While the signature on its own indeed proves the identity of the person that created (or signed) the tarball, it does not guarantee anything about the content of the tarball in the first place (as the xz situation demonstrated)! When the people themselves are compromised, the signatures worth nothing.
My personal opinion is that, while cryptographical signatures are valuable, a transparent source outweighs it.
Furthermore, realistically, a cryptographical signature is only fully valuable if it is accompanied by a trust path (such as a MAINTAINERS file for instance), in order to ensure that said key identity is expected / trusted (upstream wise) to sign releases objects.
So, what action will I take on my side?
I already started the effort of switching the source of the packages I maintain on the Arch Linux side to either rely on the auto-generated tarball produced by the git forge the usptream code is hosted on, or directly on the git tags; hopefully not at the expense of a cryptographical signature (for which I establish contact with upstream if needed) but I’d rather drop it if a choice has to be made.
With the recent xz
situation, I think that basing our packages on a more transparent source, at the potential cost of more complex packages to maintain (due to the fact that eventual prerequisites needed to work with the source needs to be handled on our side now) is worth the price.
Additionally, together with David Runge (an Arch Linux Developer), we jointly wrote an RFC which aims to establish some standards regarding the way we deal with our package sources and criptographic signatures for them.
This is not only a downstream / packaging matter but also an upstream one
While package maintainers can make changes on their sides to bring more transparency into their packages and mitigate potential issues, it’s crucial that all of this turns into a common effort in which upstream developers also adapt their development and release workflow to provide transparent sources / release objects as well as all the necessary information for downstream redistributor / package maintainers to be able to work with them (and, ideally, without skimping on the additional level of trust they can provide them with like criptographical signatures and trust paths).
Ideally, such questions as “should I prefer a signed source or a transparent one?” shouldn’t be a thing.

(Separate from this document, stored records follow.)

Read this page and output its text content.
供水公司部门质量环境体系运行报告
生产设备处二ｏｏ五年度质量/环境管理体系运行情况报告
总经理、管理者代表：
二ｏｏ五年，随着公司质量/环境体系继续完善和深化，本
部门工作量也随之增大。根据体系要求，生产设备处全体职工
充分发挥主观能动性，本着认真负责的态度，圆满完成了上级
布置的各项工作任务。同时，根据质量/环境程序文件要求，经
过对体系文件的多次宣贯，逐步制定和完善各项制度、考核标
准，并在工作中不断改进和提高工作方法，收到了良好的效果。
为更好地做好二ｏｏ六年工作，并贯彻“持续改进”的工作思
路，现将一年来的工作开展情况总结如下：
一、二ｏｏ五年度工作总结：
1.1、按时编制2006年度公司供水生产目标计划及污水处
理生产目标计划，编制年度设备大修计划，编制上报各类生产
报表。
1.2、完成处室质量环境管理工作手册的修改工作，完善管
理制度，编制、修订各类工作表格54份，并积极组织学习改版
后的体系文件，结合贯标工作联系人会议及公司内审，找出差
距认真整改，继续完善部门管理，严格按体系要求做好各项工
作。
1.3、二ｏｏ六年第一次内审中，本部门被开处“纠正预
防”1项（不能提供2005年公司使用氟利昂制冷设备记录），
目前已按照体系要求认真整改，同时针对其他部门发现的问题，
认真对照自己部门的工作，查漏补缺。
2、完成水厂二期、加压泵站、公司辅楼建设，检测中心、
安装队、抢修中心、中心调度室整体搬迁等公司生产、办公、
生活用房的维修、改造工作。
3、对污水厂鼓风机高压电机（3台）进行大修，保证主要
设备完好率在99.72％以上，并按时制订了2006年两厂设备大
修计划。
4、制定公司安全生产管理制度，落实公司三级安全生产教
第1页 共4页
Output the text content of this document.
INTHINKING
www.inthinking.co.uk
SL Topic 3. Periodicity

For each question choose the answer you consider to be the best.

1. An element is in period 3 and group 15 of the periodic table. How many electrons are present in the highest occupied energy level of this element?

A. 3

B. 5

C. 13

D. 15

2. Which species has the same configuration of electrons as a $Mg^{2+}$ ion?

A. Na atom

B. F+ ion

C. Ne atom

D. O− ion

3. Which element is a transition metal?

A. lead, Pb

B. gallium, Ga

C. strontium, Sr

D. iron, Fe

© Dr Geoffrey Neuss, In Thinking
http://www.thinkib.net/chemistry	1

Objectively, only signed VCS objects (e.g. git tags) or signed auto-generated git forge’s source tarballs are fully trustworthy.
So, for eventual upstream developers passing by: If you don’t already, please consider signing tags and / or auto-generated source tarballs (as well as providing a trust path for signatures, such as a MAINTAINERS file, ideally) and make sure to provide every information needed to work with your sources in case any additional pre-steps may be required.
(I started doing this myself for the few projects I’m developing 😀).
I’m aware that it might not always be as easy as it sounds and, of course, specific cases are a thing. I’m just exposing what the ideal situation would be. 😄
Conclusion
That’s it!
Let’s move toward a better (and safer) place together! ✌️